HASLEN. Wenn sich die einen langsam dem Feierabendverkehr widmen, gehen andere zum «Networken» auf Bauernhöfe. So beispielsweise die 35 Unternehmer, welche vom Verein Startfeld auf den Rütihof eingeladen wurden. Zu sehen gab es den Betrieb des grössten Eierproduzenten in der Region. Ausserdem stellte sich ein innovatives Start-Up aus Appenzell vor.

Ebenfalls anwesend waren zwei Vertreter des Kantons: Landammann Daniel Fässler und Markus Walt, Leiter des Amtes für Wirtschaft.

Freilandhühner und Solarpanels

«Viele der hier Anwesenden kennen meinen Hof. Entweder arbeiteten sie selbst in den Ferien bei mir, oder aber ihre Kinder», eröffnete Rolf Inauen den Abend. Der Landwirt hat sich auf die Produktion von Eiern spezialisiert. Damit die Eier den hohen Qualitätsstandards der Detailhändler gerecht werden, sind hohe Investitionen nötig. «Wir müssen in meinem Geschäftsfeld dem Markt gerecht werden», so Inauen. Daneben gewinnt er mit Solarpanels Strom für 50 Haushalte. Doch nicht nur Solarstrom und Eier sind Inauens Geschäftsfelder. Seine neuste Errungenschaft ist ein Gerät, das Hennenschädlingen den Garaus macht. Rolf Inauen entwickelte die Apparatur in Kooperation mit einem Ingenieur. Das innovative Gerät wirkt über die Aussendung elektromagnetischer Strahlung.
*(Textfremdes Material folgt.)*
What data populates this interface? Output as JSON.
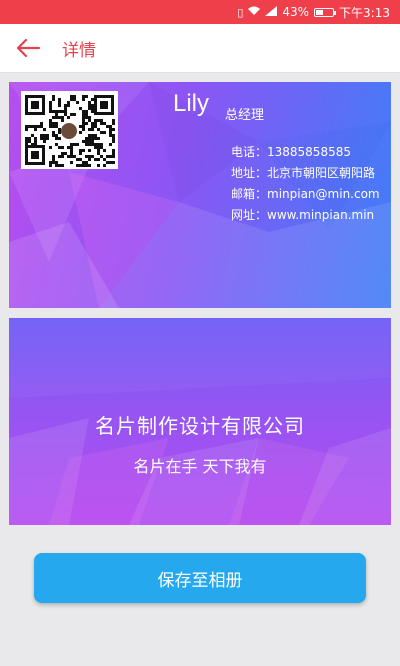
{
  "status_bar": {
    "battery": "43%",
    "battery_level": 0.43,
    "time": "下午3:13",
    "icons": [
      "vibrate-icon",
      "wifi-icon",
      "signal-icon",
      "battery-icon"
    ]
  },
  "app_bar": {
    "back_icon": "arrow-left-icon",
    "title": "详情"
  },
  "card_front": {
    "name": "Lily",
    "position": "总经理",
    "phone": "电话：13885858585",
    "address": "地址：北京市朝阳区朝阳路",
    "email": "邮箱：minpian@min.com",
    "website": "网址：www.minpian.min"
  },
  "card_back": {
    "company": "名片制作设计有限公司",
    "slogan": "名片在手 天下我有"
  },
  "actions": {
    "save_label": "保存至相册"
  },
  "colors": {
    "status_bar": "#ef3f4a",
    "accent": "#e8414d",
    "button": "#25a8ee",
    "card_purple": "#b64df0",
    "card_blue": "#3f7ef8"
  }
}
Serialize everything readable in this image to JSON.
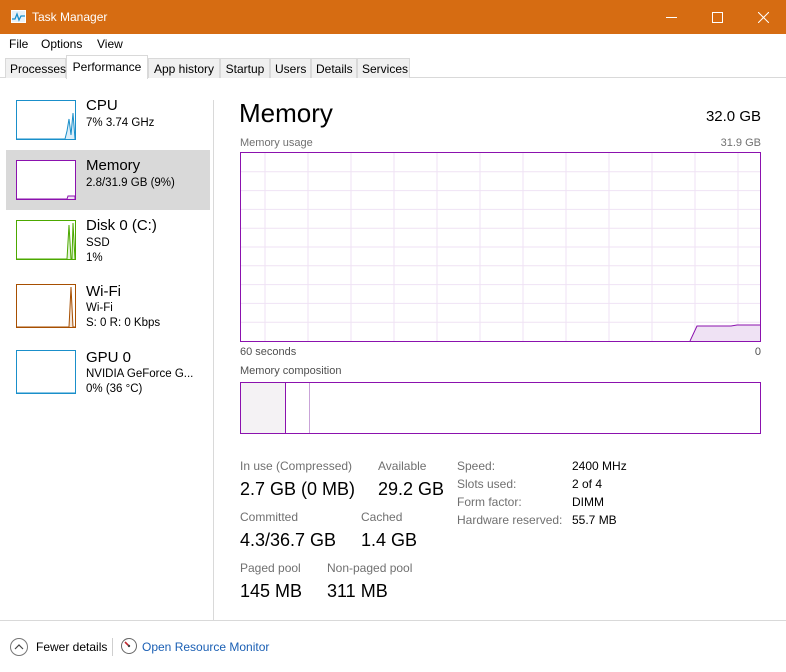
{
  "window": {
    "title": "Task Manager"
  },
  "menu": [
    "File",
    "Options",
    "View"
  ],
  "tabs": [
    "Processes",
    "Performance",
    "App history",
    "Startup",
    "Users",
    "Details",
    "Services"
  ],
  "active_tab": "Performance",
  "sidebar": {
    "items": [
      {
        "name": "CPU",
        "lines": [
          "7% 3.74 GHz"
        ],
        "color": "#1a8fca"
      },
      {
        "name": "Memory",
        "lines": [
          "2.8/31.9 GB (9%)"
        ],
        "color": "#8b12ae"
      },
      {
        "name": "Disk 0 (C:)",
        "lines": [
          "SSD",
          "1%"
        ],
        "color": "#4ca800"
      },
      {
        "name": "Wi-Fi",
        "lines": [
          "Wi-Fi",
          "S: 0 R: 0 Kbps"
        ],
        "color": "#a74f01"
      },
      {
        "name": "GPU 0",
        "lines": [
          "NVIDIA GeForce G...",
          "0% (36 °C)"
        ],
        "color": "#1a8fca"
      }
    ]
  },
  "memory": {
    "title": "Memory",
    "total": "32.0 GB",
    "usage_label": "Memory usage",
    "usage_max": "31.9 GB",
    "time_left": "60 seconds",
    "time_right": "0",
    "composition_label": "Memory composition",
    "stats": {
      "in_use_label": "In use (Compressed)",
      "in_use_value": "2.7 GB (0 MB)",
      "available_label": "Available",
      "available_value": "29.2 GB",
      "committed_label": "Committed",
      "committed_value": "4.3/36.7 GB",
      "cached_label": "Cached",
      "cached_value": "1.4 GB",
      "paged_label": "Paged pool",
      "paged_value": "145 MB",
      "nonpaged_label": "Non-paged pool",
      "nonpaged_value": "311 MB"
    },
    "details": [
      {
        "key": "Speed:",
        "value": "2400 MHz"
      },
      {
        "key": "Slots used:",
        "value": "2 of 4"
      },
      {
        "key": "Form factor:",
        "value": "DIMM"
      },
      {
        "key": "Hardware reserved:",
        "value": "55.7 MB"
      }
    ],
    "accent_color": "#8b12ae"
  },
  "footer": {
    "fewer_details": "Fewer details",
    "resource_monitor": "Open Resource Monitor"
  },
  "colors": {
    "titlebar": "#d66c12",
    "link": "#1a5fb4"
  }
}
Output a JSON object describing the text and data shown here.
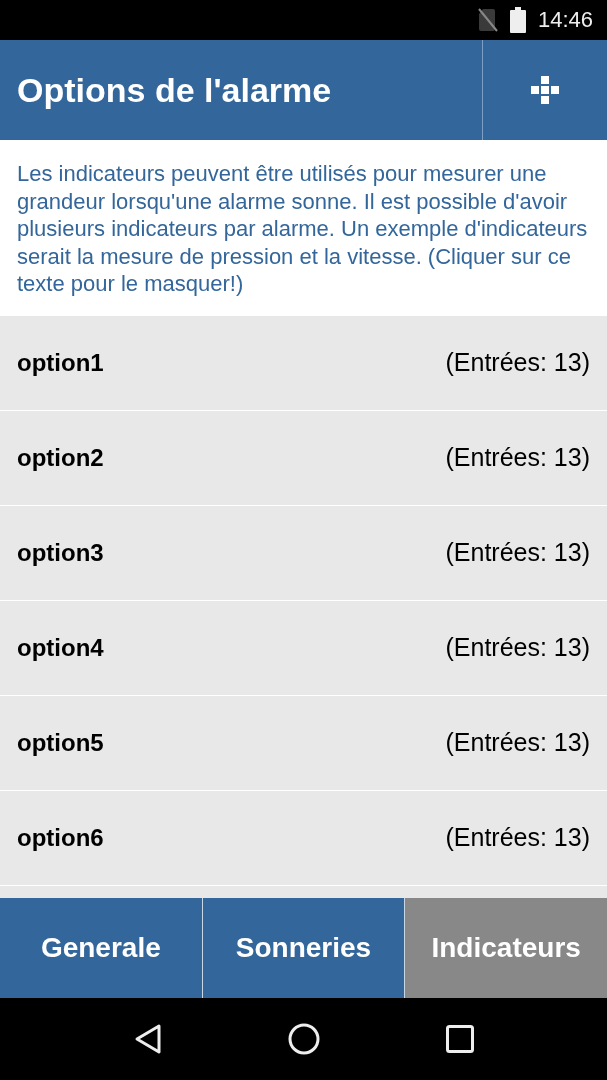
{
  "status_bar": {
    "time": "14:46"
  },
  "header": {
    "title": "Options de l'alarme"
  },
  "info_text": "Les indicateurs peuvent être utilisés pour mesurer une grandeur lorsqu'une alarme sonne. Il est possible d'avoir plusieurs indicateurs par alarme. Un exemple d'indicateurs serait la mesure de pression et la vitesse. (Cliquer sur ce texte pour le masquer!)",
  "options": [
    {
      "name": "option1",
      "entries": "(Entrées: 13)"
    },
    {
      "name": "option2",
      "entries": "(Entrées: 13)"
    },
    {
      "name": "option3",
      "entries": "(Entrées: 13)"
    },
    {
      "name": "option4",
      "entries": "(Entrées: 13)"
    },
    {
      "name": "option5",
      "entries": "(Entrées: 13)"
    },
    {
      "name": "option6",
      "entries": "(Entrées: 13)"
    }
  ],
  "tabs": [
    {
      "label": "Generale",
      "selected": false
    },
    {
      "label": "Sonneries",
      "selected": false
    },
    {
      "label": "Indicateurs",
      "selected": true
    }
  ]
}
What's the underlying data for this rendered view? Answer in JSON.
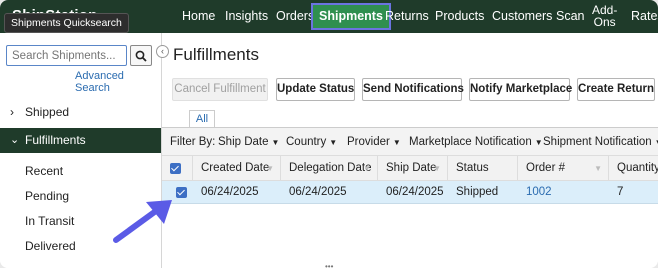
{
  "app": {
    "brand": "ShipStation",
    "tooltip": "Shipments Quicksearch"
  },
  "nav": {
    "home": "Home",
    "insights": "Insights",
    "orders": "Orders",
    "shipments": "Shipments",
    "returns": "Returns",
    "products": "Products",
    "customers": "Customers",
    "scan": "Scan",
    "addons_line1": "Add-",
    "addons_line2": "Ons",
    "rates": "Rates"
  },
  "sidebar": {
    "search_placeholder": "Search Shipments...",
    "search_icon": "search-icon",
    "advanced_search": "Advanced Search",
    "shipped": "Shipped",
    "fulfillments": "Fulfillments",
    "sub_items": [
      "Recent",
      "Pending",
      "In Transit",
      "Delivered"
    ]
  },
  "main": {
    "title": "Fulfillments",
    "buttons": {
      "cancel": "Cancel Fulfillment",
      "update_status": "Update Status",
      "send_notifications": "Send Notifications",
      "notify_marketplace": "Notify Marketplace",
      "create_return": "Create Return"
    },
    "tab_all": "All",
    "filter": {
      "label": "Filter By:",
      "items": [
        "Ship Date",
        "Country",
        "Provider",
        "Marketplace Notification",
        "Shipment Notification"
      ]
    },
    "table": {
      "headers": [
        "Created Date",
        "Delegation Date",
        "Ship Date",
        "Status",
        "Order #",
        "Quantity"
      ],
      "rows": [
        {
          "created": "06/24/2025",
          "delegation": "06/24/2025",
          "ship": "06/24/2025",
          "status": "Shipped",
          "order": "1002",
          "quantity": "7"
        }
      ]
    }
  },
  "colors": {
    "nav_bg": "#1f3b2a",
    "active_tab_bg": "#2f8f4f",
    "active_outline": "#6b74e0",
    "link": "#2b6cb0",
    "selected_row": "#dbeefa",
    "arrow": "#5b5be6"
  }
}
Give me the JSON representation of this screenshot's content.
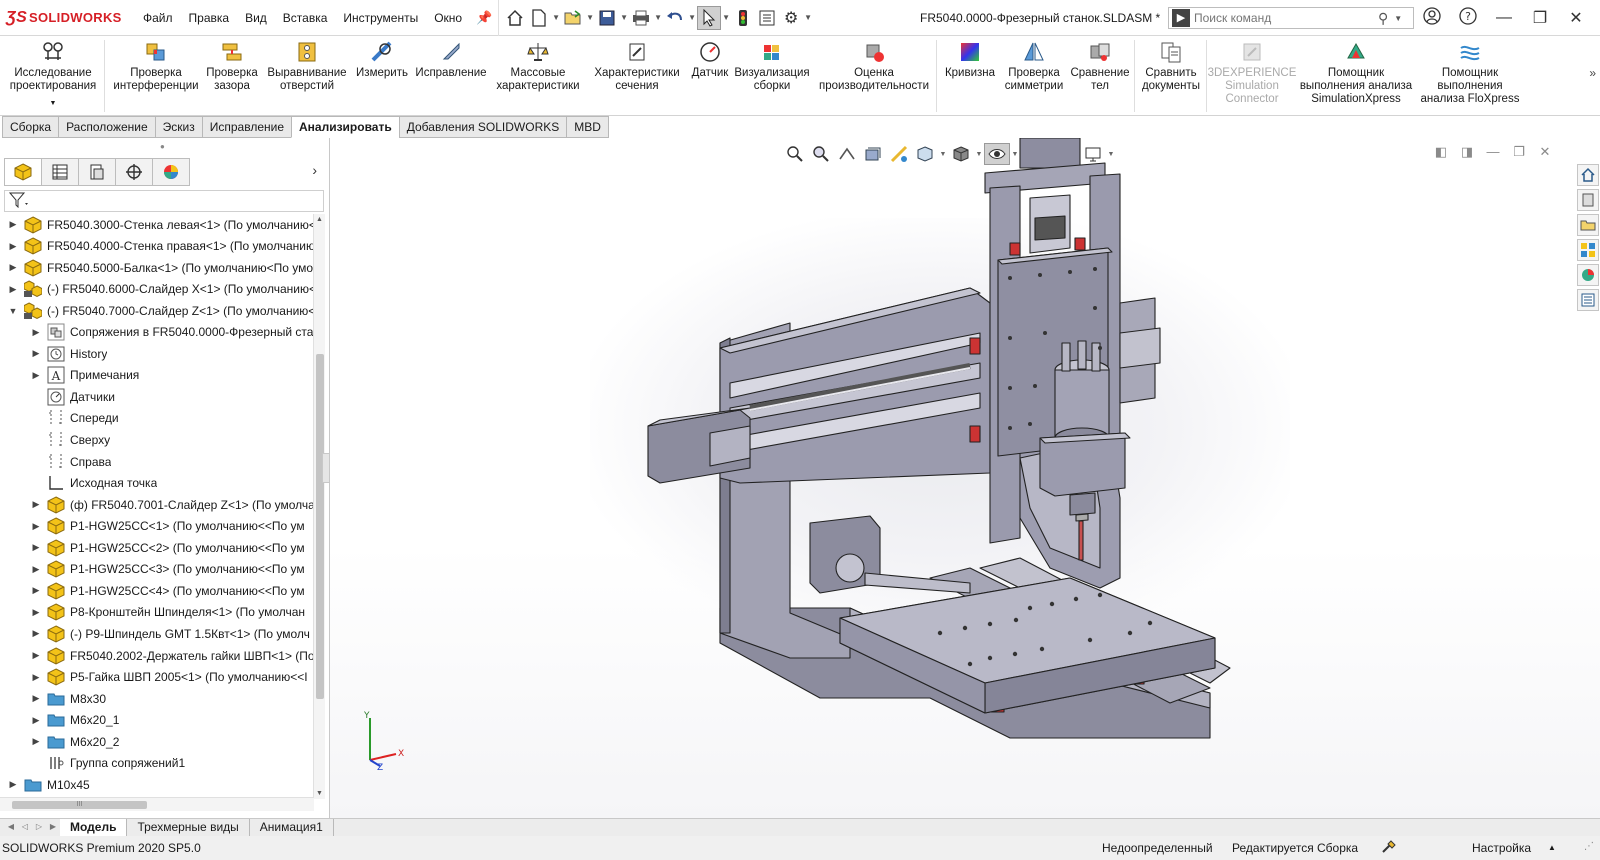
{
  "app": {
    "brand": "SOLIDWORKS",
    "menu": [
      "Файл",
      "Правка",
      "Вид",
      "Вставка",
      "Инструменты",
      "Окно"
    ],
    "document_title": "FR5040.0000-Фрезерный станок.SLDASM *",
    "search_placeholder": "Поиск команд"
  },
  "ribbon": {
    "buttons": [
      {
        "label": "Исследование проектирования",
        "icon": "design-study-icon"
      },
      {
        "label": "Проверка интерференции",
        "icon": "interference-icon"
      },
      {
        "label": "Проверка зазора",
        "icon": "clearance-icon"
      },
      {
        "label": "Выравнивание отверстий",
        "icon": "hole-alignment-icon"
      },
      {
        "label": "Измерить",
        "icon": "measure-icon"
      },
      {
        "label": "Исправление",
        "icon": "fix-icon"
      },
      {
        "label": "Массовые характеристики",
        "icon": "mass-properties-icon"
      },
      {
        "label": "Характеристики сечения",
        "icon": "section-properties-icon"
      },
      {
        "label": "Датчик",
        "icon": "sensor-icon"
      },
      {
        "label": "Визуализация сборки",
        "icon": "assembly-visualization-icon"
      },
      {
        "label": "Оценка производительности",
        "icon": "performance-icon"
      },
      {
        "label": "Кривизна",
        "icon": "curvature-icon"
      },
      {
        "label": "Проверка симметрии",
        "icon": "symmetry-icon"
      },
      {
        "label": "Сравнение тел",
        "icon": "compare-bodies-icon"
      },
      {
        "label": "Сравнить документы",
        "icon": "compare-documents-icon"
      },
      {
        "label": "3DEXPERIENCE Simulation Connector",
        "icon": "simulation-connector-icon"
      },
      {
        "label": "Помощник выполнения анализа SimulationXpress",
        "icon": "simulationxpress-icon"
      },
      {
        "label": "Помощник выполнения анализа FloXpress",
        "icon": "floxpress-icon"
      }
    ]
  },
  "tabs": [
    "Сборка",
    "Расположение",
    "Эскиз",
    "Исправление",
    "Анализировать",
    "Добавления SOLIDWORKS",
    "MBD"
  ],
  "active_tab": "Анализировать",
  "tree": [
    {
      "label": "FR5040.3000-Стенка левая<1> (По умолчанию<",
      "level": 0,
      "icon": "part-icon"
    },
    {
      "label": "FR5040.4000-Стенка правая<1> (По умолчанию",
      "level": 0,
      "icon": "part-icon"
    },
    {
      "label": "FR5040.5000-Балка<1> (По умолчанию<По умо",
      "level": 0,
      "icon": "part-icon"
    },
    {
      "label": "(-) FR5040.6000-Слайдер X<1> (По умолчанию<",
      "level": 0,
      "icon": "subassembly-icon"
    },
    {
      "label": "(-) FR5040.7000-Слайдер Z<1> (По умолчанию<",
      "level": 0,
      "icon": "subassembly-icon",
      "expanded": true
    },
    {
      "label": "Сопряжения в FR5040.0000-Фрезерный стан",
      "level": 1,
      "icon": "mates-icon"
    },
    {
      "label": "History",
      "level": 1,
      "icon": "history-icon"
    },
    {
      "label": "Примечания",
      "level": 1,
      "icon": "annotations-icon"
    },
    {
      "label": "Датчики",
      "level": 1,
      "icon": "sensors-icon",
      "leaf": true
    },
    {
      "label": "Спереди",
      "level": 1,
      "icon": "plane-icon",
      "leaf": true
    },
    {
      "label": "Сверху",
      "level": 1,
      "icon": "plane-icon",
      "leaf": true
    },
    {
      "label": "Справа",
      "level": 1,
      "icon": "plane-icon",
      "leaf": true
    },
    {
      "label": "Исходная точка",
      "level": 1,
      "icon": "origin-icon",
      "leaf": true
    },
    {
      "label": "(ф) FR5040.7001-Слайдер Z<1> (По умолчан",
      "level": 1,
      "icon": "part-icon"
    },
    {
      "label": "P1-HGW25CC<1> (По умолчанию<<По ум",
      "level": 1,
      "icon": "part-icon"
    },
    {
      "label": "P1-HGW25CC<2> (По умолчанию<<По ум",
      "level": 1,
      "icon": "part-icon"
    },
    {
      "label": "P1-HGW25CC<3> (По умолчанию<<По ум",
      "level": 1,
      "icon": "part-icon"
    },
    {
      "label": "P1-HGW25CC<4> (По умолчанию<<По ум",
      "level": 1,
      "icon": "part-icon"
    },
    {
      "label": "P8-Кронштейн Шпинделя<1> (По умолчан",
      "level": 1,
      "icon": "part-icon"
    },
    {
      "label": "(-) P9-Шпиндель GMT 1.5Квт<1> (По умолч",
      "level": 1,
      "icon": "part-icon"
    },
    {
      "label": "FR5040.2002-Держатель гайки ШВП<1> (По",
      "level": 1,
      "icon": "part-icon"
    },
    {
      "label": "P5-Гайка ШВП 2005<1> (По умолчанию<<I",
      "level": 1,
      "icon": "part-icon"
    },
    {
      "label": "M8x30",
      "level": 1,
      "icon": "folder-icon"
    },
    {
      "label": "M6x20_1",
      "level": 1,
      "icon": "folder-icon"
    },
    {
      "label": "M6x20_2",
      "level": 1,
      "icon": "folder-icon"
    },
    {
      "label": "Группа сопряжений1",
      "level": 1,
      "icon": "mate-group-icon",
      "leaf": true
    },
    {
      "label": "M10x45",
      "level": 0,
      "icon": "folder-icon"
    }
  ],
  "bottom_tabs": [
    "Модель",
    "Трехмерные виды",
    "Анимация1"
  ],
  "active_bottom_tab": "Модель",
  "status": {
    "version": "SOLIDWORKS Premium 2020 SP5.0",
    "definition": "Недоопределенный",
    "mode": "Редактируется Сборка",
    "custom": "Настройка"
  },
  "triad": {
    "x": "X",
    "y": "Y",
    "z": "Z"
  },
  "colors": {
    "brand_red": "#d61f26",
    "part_yellow": "#f3c318",
    "model_gray": "#9a9aaa"
  }
}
Mit Lavasteinen in die Zukunft

Nach der Betriebsbesichtigung des Rütihofs stellte sich ein zweites innerrhodisches Unternehmen vor. Die Firma Lava Concept handelt mit einem speziellen Werkstoff: kleine Lavasteine. Dieses Rohmaterial soll, laut Teilhaber Ralf Wiesler, für verschiedene Anwendungen taugen. «Die Besonderheit ist, dass das Vulkanit Wärme speichert», sagt Ralf Wiesler. So sollen mit dem Werkstoff Böden belegt und Fassaden verkleidet werden.

Am Schluss wurde zum Apéro geladen: für viele der Höhepunkt des Abends. «Networking» nennt sich dies in der Unternehmersprache. Für das Startfeld-Team ein zentraler Teil des Anlasses. «Wir von Startfeld helfen nicht nur Jungunternehmern beim Gründen, sondern wollen durch die Anlässe auch ein breites Vernetzen lokaler Unternehmer ermöglichen», betont Peter Frischknecht. Zentrale Mission des Vereins ist aber, laut dem Geschäftsführer, die Betreuung von Start-Ups. «Wir sind eine Anlaufstelle für alle Leute, die ihre Ideen in ein Geschäft verwandeln wollen», sagt er.